Entre los autores más antiguos del Medievo y que se encuadran aún en la Patrística, quizá haya que destacar a San Isidoro de Sevilla (560-636), entre otras cosas por su gran influencia, tanto en la Hispania visigótica como en los siglos siguientes en España y en toda Europa. Dedicó amplios capítulos de las Sentencias (III, 52 y 57) a atacar las injusticias de jueces y poderosos, sostuvo el principio de la igualdad de todos los hombres ante Dios en la libertad (omnium una libertas, Etimologías, V, 4, 1) y afirmó que la existencia de la esclavitud era una consecuencia del pecado, aunque a la vez admitía que se trataba de una institución económica entonces difícil de eliminar del todo. Al igual que San Martín de Braga y otros pastores de la España romano-germánica, recomendó la limosna. Incluso advirtió a los sacerdotes el deber de defender los derechos de los pobres frente a los abusos de los poderosos, llegando a sancionar a éstos con la excomunión si se hiciera necesario, e intercedió en varias ocasiones ante los reyes.
Los concilios celebrados en el Imperio carolingio y otros posteriores señalaron en bastantes cánones los deberes de los reyes hacia el reino y sus súbditos, las obligaciones sociales de los poderosos y el respeto que merecían los menesterosos.
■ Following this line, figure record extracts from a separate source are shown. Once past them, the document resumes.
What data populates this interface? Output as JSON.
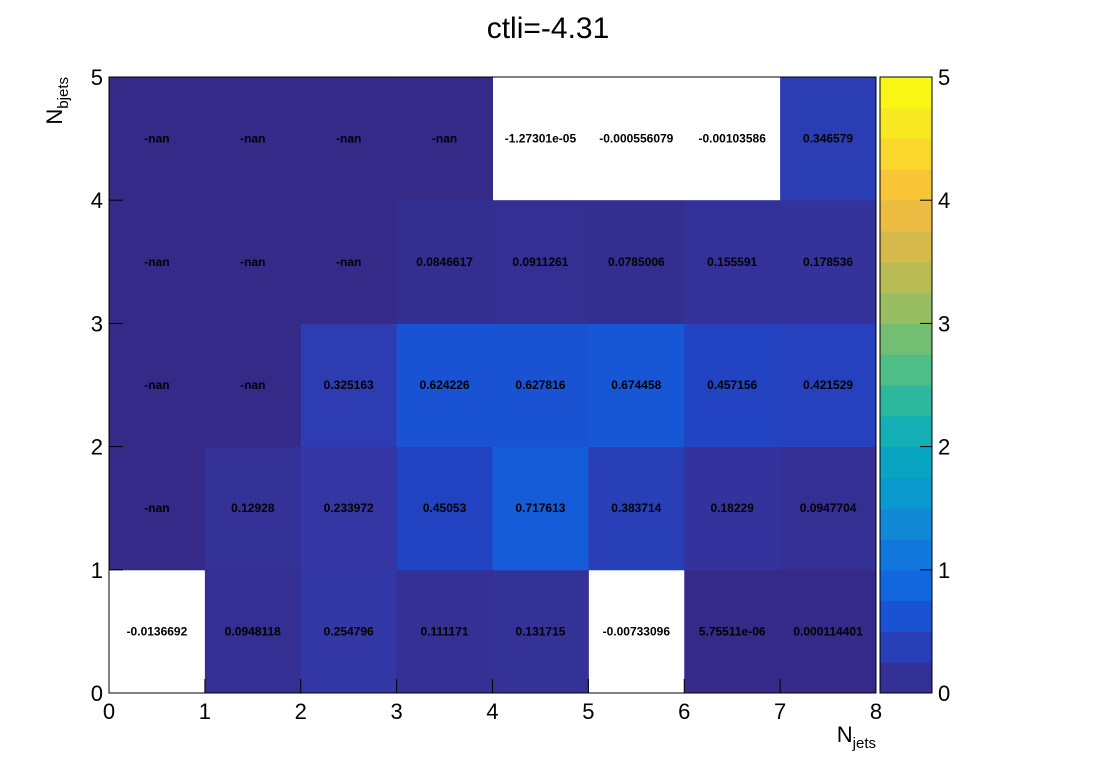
{
  "chart_data": {
    "type": "heatmap",
    "title": "ctli=-4.31",
    "xlabel": {
      "main": "N",
      "sub": "jets"
    },
    "ylabel": {
      "main": "N",
      "sub": "bjets"
    },
    "xlim": [
      0,
      8
    ],
    "ylim": [
      0,
      5
    ],
    "x_ticks": [
      "0",
      "1",
      "2",
      "3",
      "4",
      "5",
      "6",
      "7",
      "8"
    ],
    "y_ticks": [
      "0",
      "1",
      "2",
      "3",
      "4",
      "5"
    ],
    "colorbar": {
      "min": 0,
      "max": 5,
      "ticks": [
        "0",
        "1",
        "2",
        "3",
        "4",
        "5"
      ],
      "palette": "parula"
    },
    "rows": [
      {
        "y": 0,
        "labels": [
          "-0.0136692",
          "0.0948118",
          "0.254796",
          "0.111171",
          "0.131715",
          "-0.00733096",
          "5.75511e-06",
          "0.000114401"
        ],
        "values": [
          -0.0136692,
          0.0948118,
          0.254796,
          0.111171,
          0.131715,
          -0.00733096,
          5.75511e-06,
          0.000114401
        ]
      },
      {
        "y": 1,
        "labels": [
          "-nan",
          "0.12928",
          "0.233972",
          "0.45053",
          "0.717613",
          "0.383714",
          "0.18229",
          "0.0947704"
        ],
        "values": [
          null,
          0.12928,
          0.233972,
          0.45053,
          0.717613,
          0.383714,
          0.18229,
          0.0947704
        ]
      },
      {
        "y": 2,
        "labels": [
          "-nan",
          "-nan",
          "0.325163",
          "0.624226",
          "0.627816",
          "0.674458",
          "0.457156",
          "0.421529"
        ],
        "values": [
          null,
          null,
          0.325163,
          0.624226,
          0.627816,
          0.674458,
          0.457156,
          0.421529
        ]
      },
      {
        "y": 3,
        "labels": [
          "-nan",
          "-nan",
          "-nan",
          "0.0846617",
          "0.0911261",
          "0.0785006",
          "0.155591",
          "0.178536"
        ],
        "values": [
          null,
          null,
          null,
          0.0846617,
          0.0911261,
          0.0785006,
          0.155591,
          0.178536
        ]
      },
      {
        "y": 4,
        "labels": [
          "-nan",
          "-nan",
          "-nan",
          "-nan",
          "-1.27301e-05",
          "-0.000556079",
          "-0.00103586",
          "0.346579"
        ],
        "values": [
          null,
          null,
          null,
          null,
          -1.27301e-05,
          -0.000556079,
          -0.00103586,
          0.346579
        ]
      }
    ]
  }
}
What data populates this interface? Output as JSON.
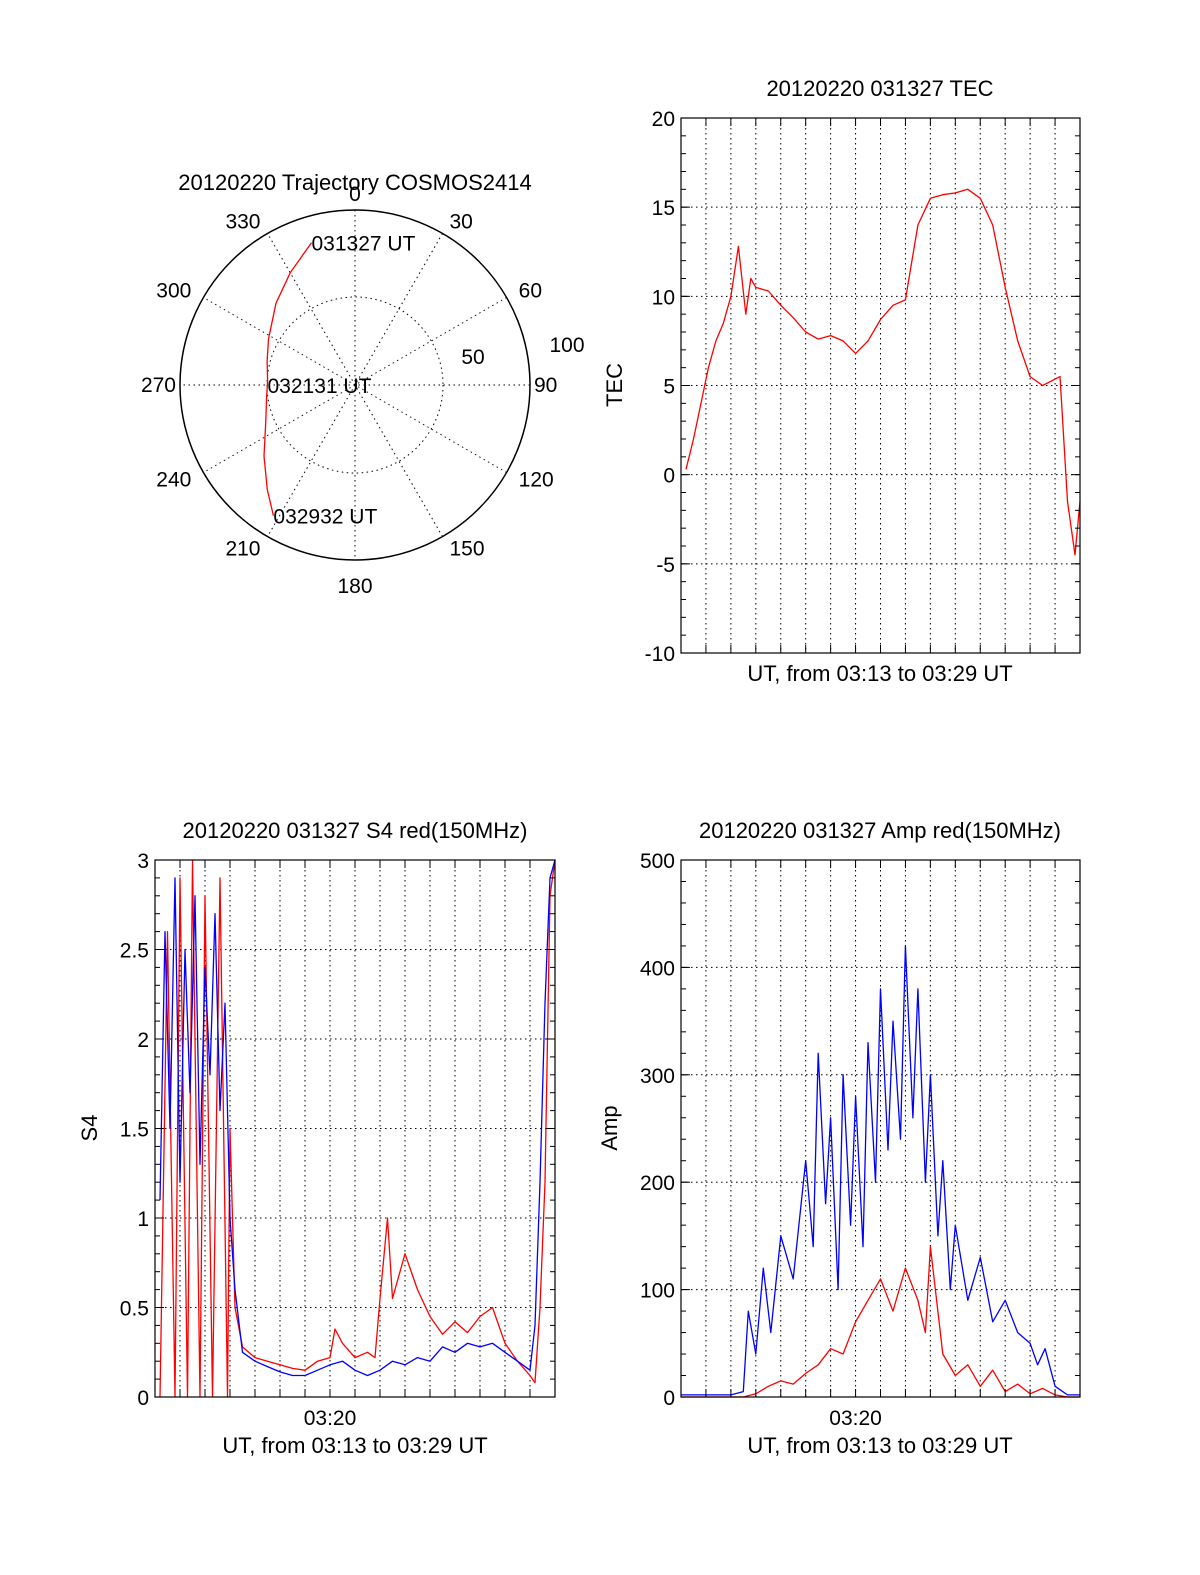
{
  "chart_data": [
    {
      "type": "polar-trajectory",
      "title": "20120220 Trajectory COSMOS2414",
      "azimuth_labels": [
        "0",
        "30",
        "60",
        "90",
        "120",
        "150",
        "180",
        "210",
        "240",
        "270",
        "300",
        "330"
      ],
      "radius_labels": [
        "50",
        "100"
      ],
      "track_color": "#ff0000",
      "track": [
        {
          "az": 343,
          "r": 85
        },
        {
          "az": 330,
          "r": 74
        },
        {
          "az": 316,
          "r": 65
        },
        {
          "az": 298,
          "r": 56
        },
        {
          "az": 285,
          "r": 52
        },
        {
          "az": 273,
          "r": 50
        },
        {
          "az": 262,
          "r": 51
        },
        {
          "az": 248,
          "r": 55
        },
        {
          "az": 232,
          "r": 66
        },
        {
          "az": 220,
          "r": 78
        },
        {
          "az": 212,
          "r": 88
        }
      ],
      "annotations": [
        {
          "text": "031327 UT",
          "az": 343,
          "r": 85
        },
        {
          "text": "032131 UT",
          "az": 270,
          "r": 50
        },
        {
          "text": "032932 UT",
          "az": 212,
          "r": 88
        }
      ]
    },
    {
      "type": "line",
      "title": "20120220 031327 TEC",
      "ylabel": "TEC",
      "xlabel": "UT, from 03:13 to 03:29 UT",
      "xlim": [
        0,
        16
      ],
      "ylim": [
        -10,
        20
      ],
      "yticks": [
        -10,
        -5,
        0,
        5,
        10,
        15,
        20
      ],
      "xtick_labels": [],
      "grid": true,
      "series": [
        {
          "color": "#ff0000",
          "x": [
            0.2,
            0.5,
            0.8,
            1.1,
            1.4,
            1.7,
            2.0,
            2.3,
            2.6,
            2.8,
            3.0,
            3.5,
            4.0,
            4.5,
            5.0,
            5.5,
            6.0,
            6.5,
            7.0,
            7.5,
            8.0,
            8.5,
            9.0,
            9.5,
            10.0,
            10.5,
            11.0,
            11.5,
            12.0,
            12.5,
            13.0,
            13.5,
            14.0,
            14.5,
            15.2,
            15.5,
            15.8,
            16.0
          ],
          "y": [
            0.3,
            2.0,
            4.0,
            6.0,
            7.5,
            8.5,
            10.0,
            12.8,
            9.0,
            11.0,
            10.5,
            10.3,
            9.5,
            8.8,
            8.0,
            7.6,
            7.8,
            7.5,
            6.8,
            7.5,
            8.7,
            9.5,
            9.8,
            14.0,
            15.5,
            15.7,
            15.8,
            16.0,
            15.5,
            14.0,
            10.5,
            7.5,
            5.5,
            5.0,
            5.5,
            -1.5,
            -4.5,
            -1.5
          ]
        }
      ]
    },
    {
      "type": "line",
      "title": "20120220 031327 S4 red(150MHz)",
      "ylabel": "S4",
      "xlabel": "UT, from 03:13 to 03:29 UT",
      "xlim": [
        0,
        16
      ],
      "ylim": [
        0,
        3
      ],
      "yticks": [
        0,
        0.5,
        1,
        1.5,
        2,
        2.5,
        3
      ],
      "xtick_labels": [
        {
          "x": 7,
          "label": "03:20"
        }
      ],
      "grid": true,
      "series": [
        {
          "color": "#ff0000",
          "x": [
            0.2,
            0.5,
            0.8,
            1.0,
            1.3,
            1.5,
            1.8,
            2.0,
            2.3,
            2.6,
            2.9,
            3.0,
            3.2,
            3.5,
            4.0,
            4.5,
            5.0,
            5.5,
            6.0,
            6.5,
            7.0,
            7.2,
            7.5,
            8.0,
            8.5,
            8.8,
            9.0,
            9.3,
            9.5,
            10.0,
            10.5,
            11.0,
            11.5,
            12.0,
            12.5,
            13.0,
            13.5,
            14.0,
            14.5,
            15.0,
            15.2,
            15.4,
            15.6,
            15.8,
            16.0
          ],
          "y": [
            0.0,
            2.6,
            0.0,
            2.9,
            0.0,
            3.0,
            0.0,
            2.8,
            0.0,
            2.9,
            0.0,
            1.5,
            0.5,
            0.28,
            0.22,
            0.2,
            0.18,
            0.16,
            0.15,
            0.2,
            0.22,
            0.38,
            0.3,
            0.22,
            0.25,
            0.22,
            0.55,
            1.0,
            0.55,
            0.8,
            0.6,
            0.45,
            0.35,
            0.42,
            0.36,
            0.45,
            0.5,
            0.3,
            0.2,
            0.12,
            0.08,
            0.5,
            1.2,
            2.8,
            3.0
          ]
        },
        {
          "color": "#0000ff",
          "x": [
            0.2,
            0.4,
            0.6,
            0.8,
            1.0,
            1.2,
            1.4,
            1.6,
            1.8,
            2.0,
            2.2,
            2.4,
            2.6,
            2.8,
            3.0,
            3.2,
            3.5,
            4.0,
            4.5,
            5.0,
            5.5,
            6.0,
            6.5,
            7.0,
            7.5,
            8.0,
            8.5,
            9.0,
            9.5,
            10.0,
            10.5,
            11.0,
            11.5,
            12.0,
            12.5,
            13.0,
            13.5,
            14.0,
            14.5,
            15.0,
            15.2,
            15.4,
            15.6,
            15.8,
            16.0
          ],
          "y": [
            1.1,
            2.6,
            1.5,
            2.9,
            1.2,
            2.5,
            1.7,
            2.8,
            1.3,
            2.4,
            1.8,
            2.7,
            1.6,
            2.2,
            1.0,
            0.6,
            0.25,
            0.2,
            0.17,
            0.14,
            0.12,
            0.12,
            0.15,
            0.18,
            0.2,
            0.15,
            0.12,
            0.15,
            0.2,
            0.18,
            0.22,
            0.2,
            0.28,
            0.25,
            0.3,
            0.28,
            0.3,
            0.25,
            0.2,
            0.15,
            0.4,
            1.2,
            2.2,
            2.9,
            3.0
          ]
        }
      ]
    },
    {
      "type": "line",
      "title": "20120220 031327 Amp red(150MHz)",
      "ylabel": "Amp",
      "xlabel": "UT, from 03:13 to 03:29 UT",
      "xlim": [
        0,
        16
      ],
      "ylim": [
        0,
        500
      ],
      "yticks": [
        0,
        100,
        200,
        300,
        400,
        500
      ],
      "xtick_labels": [
        {
          "x": 7,
          "label": "03:20"
        }
      ],
      "grid": true,
      "series": [
        {
          "color": "#0000ff",
          "x": [
            0.0,
            1.0,
            2.0,
            2.5,
            2.7,
            3.0,
            3.3,
            3.6,
            4.0,
            4.5,
            5.0,
            5.3,
            5.5,
            5.8,
            6.0,
            6.3,
            6.5,
            6.8,
            7.0,
            7.3,
            7.5,
            7.8,
            8.0,
            8.3,
            8.5,
            8.8,
            9.0,
            9.3,
            9.5,
            9.8,
            10.0,
            10.3,
            10.5,
            10.8,
            11.0,
            11.5,
            12.0,
            12.5,
            13.0,
            13.5,
            14.0,
            14.3,
            14.6,
            15.0,
            15.5,
            16.0
          ],
          "y": [
            2,
            2,
            2,
            5,
            80,
            40,
            120,
            60,
            150,
            110,
            220,
            140,
            320,
            180,
            260,
            100,
            300,
            160,
            280,
            140,
            330,
            200,
            380,
            230,
            350,
            240,
            420,
            260,
            380,
            200,
            300,
            150,
            220,
            100,
            160,
            90,
            130,
            70,
            90,
            60,
            50,
            30,
            45,
            10,
            2,
            2
          ]
        },
        {
          "color": "#ff0000",
          "x": [
            0.0,
            2.5,
            3.0,
            3.5,
            4.0,
            4.5,
            5.0,
            5.5,
            6.0,
            6.5,
            7.0,
            7.5,
            8.0,
            8.5,
            9.0,
            9.5,
            9.8,
            10.0,
            10.5,
            11.0,
            11.5,
            12.0,
            12.5,
            13.0,
            13.5,
            14.0,
            14.5,
            15.0,
            15.5,
            16.0
          ],
          "y": [
            0,
            0,
            3,
            10,
            15,
            12,
            22,
            30,
            45,
            40,
            70,
            90,
            110,
            80,
            120,
            90,
            60,
            140,
            40,
            20,
            30,
            10,
            25,
            5,
            12,
            3,
            8,
            2,
            0,
            0
          ]
        }
      ]
    }
  ]
}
Es significativo, por ejemplo, el resumen del programa que se marcó a la realeza en el concilio de París de 829, reproducido en algunos como el de Maguncia de 888 y el de Trosly de 909: “La tarea del rey consiste en gobernar y regir el pueblo de Dios con equidad y justicia y velar para que haya paz y concordia. El rey debe ser ante todo el defensor de las iglesias y de los servidores de Dios, de las viudas, de los huérfanos, de los demás pobres y de todos los indigentes. […] Es preciso que él, juez de jueces, haga venir a sí la causa de los pobres y se informe diligentemente, a fin de que aquellos que han sido colocados junto al pueblo no permitan que, por injusticia o por negligencia, los pobres sufran bajo los opresores”.
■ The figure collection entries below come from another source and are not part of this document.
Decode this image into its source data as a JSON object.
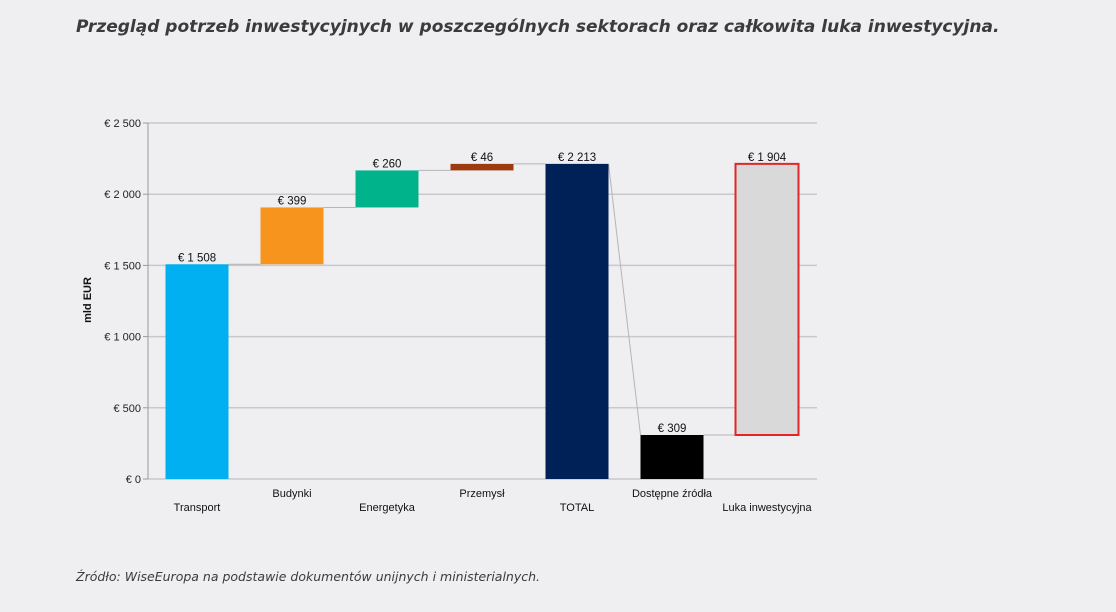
{
  "title": "Przegląd potrzeb inwestycyjnych w poszczególnych sektorach oraz całkowita luka inwestycyjna.",
  "source": "Źródło: WiseEuropa na podstawie dokumentów unijnych i ministerialnych.",
  "chart_data": {
    "type": "bar",
    "subtype": "waterfall",
    "ylabel": "mld EUR",
    "ylim": [
      0,
      2500
    ],
    "yticks": [
      0,
      500,
      1000,
      1500,
      2000,
      2500
    ],
    "ytick_labels": [
      "€ 0",
      "€ 500",
      "€ 1 000",
      "€ 1 500",
      "€ 2 000",
      "€ 2 500"
    ],
    "grid": true,
    "bars": [
      {
        "category": "Transport",
        "start": 0,
        "end": 1508,
        "label": "€ 1 508",
        "color": "#00b0f0",
        "outline": null
      },
      {
        "category": "Budynki",
        "start": 1508,
        "end": 1907,
        "label": "€  399",
        "color": "#f7941d",
        "outline": null
      },
      {
        "category": "Energetyka",
        "start": 1907,
        "end": 2167,
        "label": "€  260",
        "color": "#00b38a",
        "outline": null
      },
      {
        "category": "Przemysł",
        "start": 2167,
        "end": 2213,
        "label": "€  46",
        "color": "#9c3a10",
        "outline": null
      },
      {
        "category": "TOTAL",
        "start": 0,
        "end": 2213,
        "label": "€ 2 213",
        "color": "#002157",
        "outline": null
      },
      {
        "category": "Dostępne źródła",
        "start": 0,
        "end": 309,
        "label": "€  309",
        "color": "#000000",
        "outline": null
      },
      {
        "category": "Luka inwestycyjna",
        "start": 309,
        "end": 2213,
        "label": "€ 1 904",
        "color": "#d9d9d9",
        "outline": "#e0262b"
      }
    ]
  }
}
Proyectos de mejora del orden feudal
Las comunidades monásticas influyeron en las relaciones económico-sociales y en el trato dado a los siervos y protegieron en ocasiones a los sencillos frente a los abusos de algunos nobles, animando a éstos a tratar con justicia y humanidad a aquéllos, todo lo cual trajo a veces problemas a los monjes. Los primeros cluniacenses, en el siglo X, condenaron fuertemente el orgullo de la aristocracia laica y su opresión sobre los pobres. San Odón de Cluny, hacia el año 950, criticó a los malos nobles que abusaban de su poder en lugar de ponerlo al servicio del bien común, y por contra exaltaba a San Geraldo de Aurillac como modelo de buen noble cristiano. También San Bernardo de Claraval (1090-1153), el gran impulsor de la Orden del Císter, señaló en varias cartas los deberes de los reyes y de los señores para con sus súbditos, especialmente los débiles, y tuvo como modelos de buenos, justos y caritativos gobernantes al conde Teobaldo de Champaña y a la reina Melisenda de Jerusalén. Todo esto no significaba una crítica al orden feudal, pues no se concebía entonces otro distinto, pero sí se buscaba su plena cristianización y, con ello, la depuración de sus defectos, eliminando los abusos de ciertos señores (tanto laicos como eclesiásticos) y logrando que los miembros de cada grupo, orden o estamento cumplieran correctamente sus funciones en beneficio de la paz general y del bien de todos.
De la Iglesia nacieron además iniciativas para detener la conflictividad interna del orden feudal, siendo una de ellas el esfuerzo por cristianizar la caballería, la milicia de la época, dándole unos ideales religiosos, de fidelidad al monarca y de auxilio a los necesitados, a las mujeres, a los niños, etc., y orientando su fuerza contra el verdadero peligro que, como hoy en gran medida, amenazaba la libertad y la misma vida de la civilización occidental: el Islam. Muy notorias fueron dos instituciones creadas por destacados monjes y otros eclesiásticos (especialmente los abades de Cluny, San Odilón, San Hugo y Pedro el Venerable, y también el obispo San Ivo de Chartres), sobre todo desde finales del siglo X: la “tregua de Dios” y la “paz de Dios”. Diversos concilios del sur de Francia adoptaron estas medidas, estableciendo unos períodos de guarda obligatoria de la paz en los territorios y de respeto a las personas no combatientes. Surgieron especialmente a partir del concilio de Charroux (989) y del de Le Puy (990) y pronto se difundieron estas instituciones.